Crypto is volatile, and sometimes you know a coin is going to go down – but you don’t have any to sell. Shorting is a way to profit when the market falls.

Disclaimer: crypto is volatile, leverage is dangerous, this is not financial advice, hmmkay?

Buy crypto. Wait for price to rise. Sell crypto. Profit. Simple, right?

But what if crypto is going down? What if you didn’t buy low but still want to sell high? That’s what short selling is for.

When shorting, what’s essentially happening is you’re borrowing coins from someone, selling them, then buying them back lower. Then you return the original coins and pocket the difference. Simple, right?

Of course, if the market goes the other way, you’re going to end up paying more than you sold the coins for. If you borrow a lot, the bill can be high.

That’s why you’ll put down collateral, and if the price moves too hard against you, you’ll be ‘liquidated’ – your position will be closed before your losses exceed the money you have to pay for it. With that in mind, here’s how to short sell. We’ll be using Poloniex as our exchange, though the process is similar elsewhere.

Getting started

You’ll need funds in your account, and you’ll need to transfer some BTC or other crypto to your Margin balance for collateral. Then click on the Margin Trading tab and get started.

Polo offers 250% margin, which means that for every 1 BTC you deposit to your Margin account, you can sell up to 2.5 BTC of the crypto you think is going to fall in value. Be warned: the more of your margin balance you use up, the less the market has to move to liquidate you. It’s worth keeping some in reserve to prevent that. Good risk management is vital if you’re going to be successful.

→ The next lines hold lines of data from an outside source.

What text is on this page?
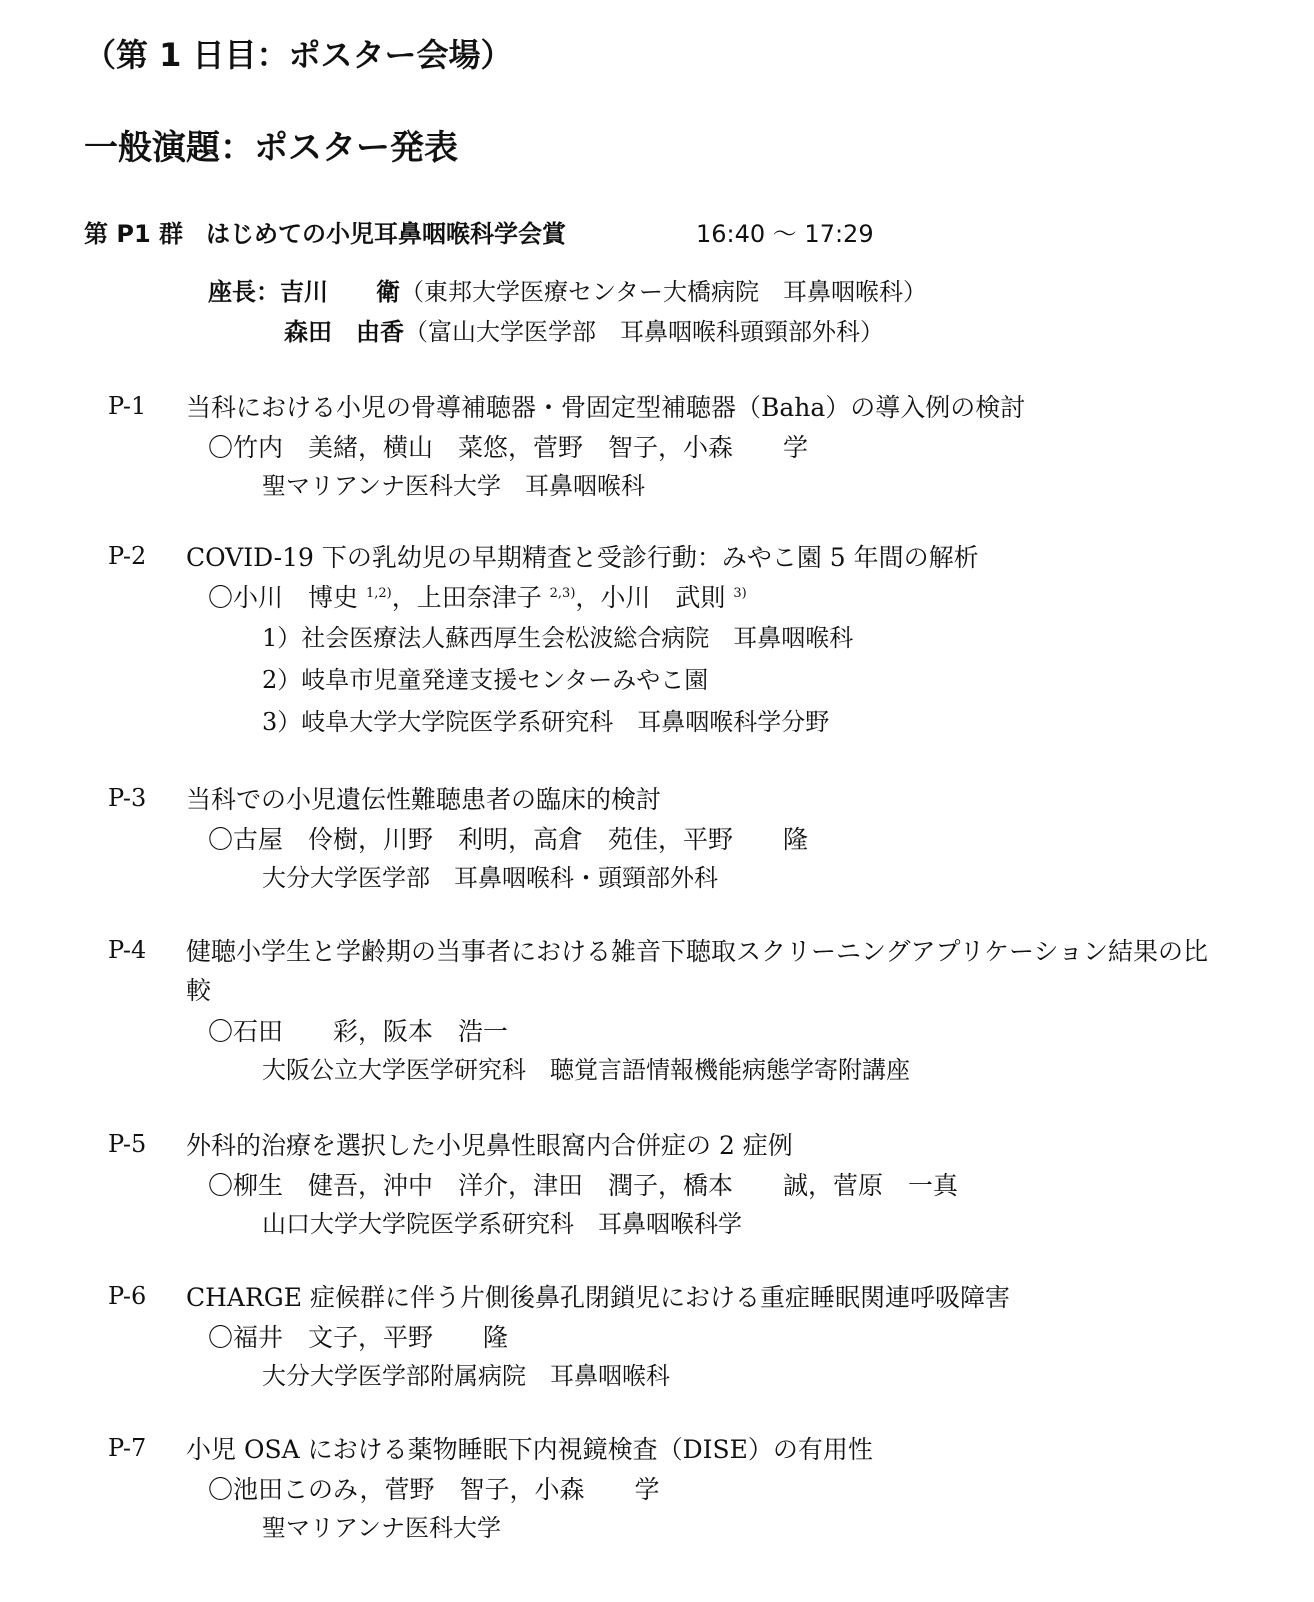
（第 1 日目：ポスター会場）
一般演題：ポスター発表
第 P1 群 はじめての小児耳鼻咽喉科学会賞	16:40 〜 17:29
座長：吉川　　衛（東邦大学医療センター大橋病院　耳鼻咽喉科）
森田　由香（富山大学医学部　耳鼻咽喉科頭頸部外科）
P-1 当科における小児の骨導補聴器・骨固定型補聴器（Baha）の導入例の検討
〇竹内　美緒，横山　菜悠，菅野　智子，小森　　学
聖マリアンナ医科大学　耳鼻咽喉科
P-2 COVID-19 下の乳幼児の早期精査と受診行動：みやこ園 5 年間の解析
〇小川　博史 $^{1,2)}$，上田奈津子 $^{2,3)}$，小川　武則 $^{3)}$
1）社会医療法人蘇西厚生会松波総合病院　耳鼻咽喉科
2）岐阜市児童発達支援センターみやこ園
3）岐阜大学大学院医学系研究科　耳鼻咽喉科学分野
P-3 当科での小児遺伝性難聴患者の臨床的検討
〇古屋　伶樹，川野　利明，高倉　苑佳，平野　　隆
大分大学医学部　耳鼻咽喉科・頭頸部外科
P-4 健聴小学生と学齢期の当事者における雑音下聴取スクリーニングアプリケーション結果の比較
〇石田　　彩，阪本　浩一
大阪公立大学医学研究科　聴覚言語情報機能病態学寄附講座
P-5 外科的治療を選択した小児鼻性眼窩内合併症の 2 症例
〇柳生　健吾，沖中　洋介，津田　潤子，橋本　　誠，菅原　一真
山口大学大学院医学系研究科　耳鼻咽喉科学
P-6 CHARGE 症候群に伴う片側後鼻孔閉鎖児における重症睡眠関連呼吸障害
〇福井　文子，平野　　隆
大分大学医学部附属病院　耳鼻咽喉科
P-7 小児 OSA における薬物睡眠下内視鏡検査（DISE）の有用性
〇池田このみ，菅野　智子，小森　　学
聖マリアンナ医科大学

Pick your crypto from the list of coins including in margin trading. We’ll look at CLAM since it’s been on a bit of a tear recently and we like the odds of it dropping. On the right-hand trading tab, go to Sell CLAM. You can pick a limit price, just like a normal limit order, so if the price rises that high your order automatically opens. Then you select the amount you want to sell, which you’ll note is up to 2.5 times the funding in your margin account. Don’t worry too much about the loan rate – this is the daily rate for borrowing that coin, which will slightly increase your costs and will be included in your open position.

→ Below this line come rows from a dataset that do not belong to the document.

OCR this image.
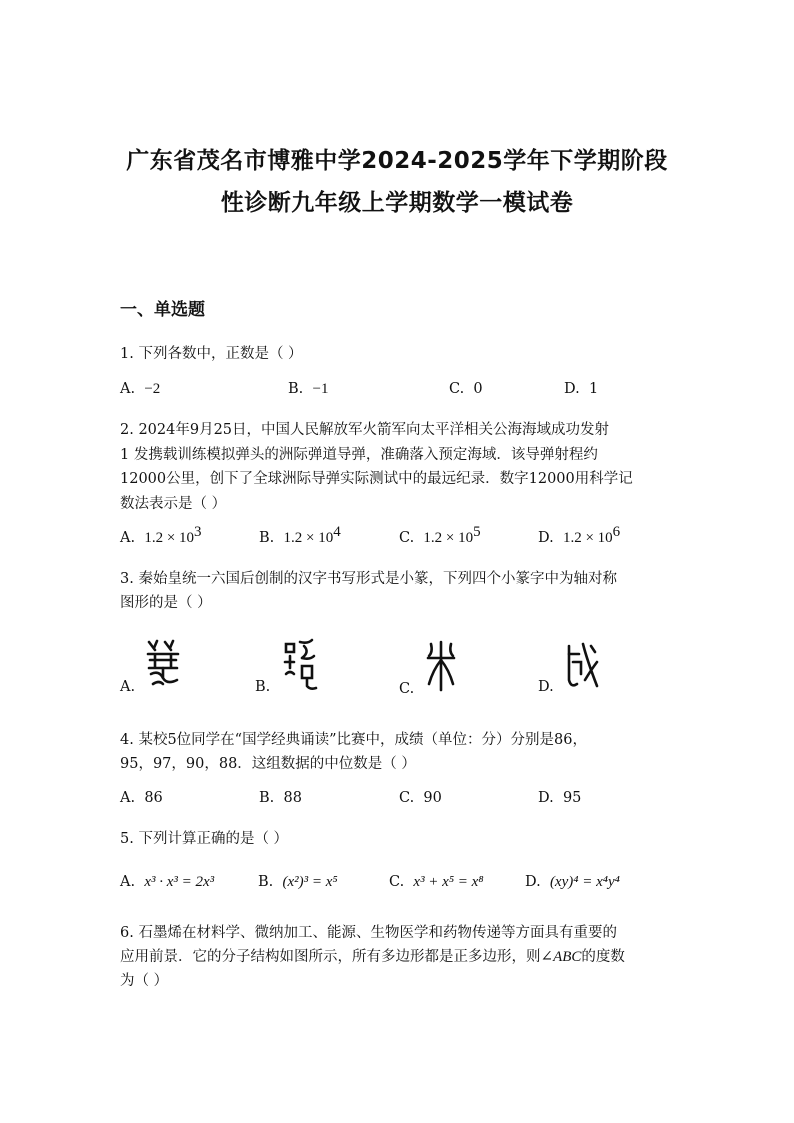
广东省茂名市博雅中学2024-2025学年下学期阶段
性诊断九年级上学期数学一模试卷
一、单选题
1. 下列各数中，正数是（ ）
A. −2	B. −1	C. 0	D. 1
2. 2024年9月25日，中国人民解放军火箭军向太平洋相关公海海域成功发射
1 发携载训练模拟弹头的洲际弹道导弹，准确落入预定海域．该导弹射程约
12000公里，创下了全球洲际导弹实际测试中的最远纪录．数字12000用科学记
数法表示是（ ）
A. $1.2 \times 10^3$	B. $1.2 \times 10^4$	C. $1.2 \times 10^5$	D. $1.2 \times 10^6$
3. 秦始皇统一六国后创制的汉字书写形式是小篆，下列四个小篆字中为轴对称
图形的是（ ）
A.	B.	C.	D.
4. 某校5位同学在“国学经典诵读”比赛中，成绩（单位：分）分别是86，
95，97，90，88．这组数据的中位数是（ ）
A. 86	B. 88	C. 90	D. 95
5. 下列计算正确的是（ ）
A. x³ · x³ = 2x³	B. (x²)³ = x⁵	C. x³ + x⁵ = x⁸	D. (xy)⁴ = x⁴y⁴
6. 石墨烯在材料学、微纳加工、能源、生物医学和药物传递等方面具有重要的
应用前景．它的分子结构如图所示，所有多边形都是正多边形，则∠ABC的度数
为（ ）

Click Margin Sell, and your position is open – you’ll see it appear on the page below the chart. You can close some or all of it quickly at any time by clicking Close on the right-hand side of the bar.

Alternatively, if you want to wait for the market to fall to a pre-set level before you close out your position, simply open a margin buy order at the price you want to close it, for the same amount. All being well, the two will cancel out when the price drops that far.

There are more ways you can limit your risk, including using a Stop order, but that’s for another time. Meanwhile, happy trading and stay safe!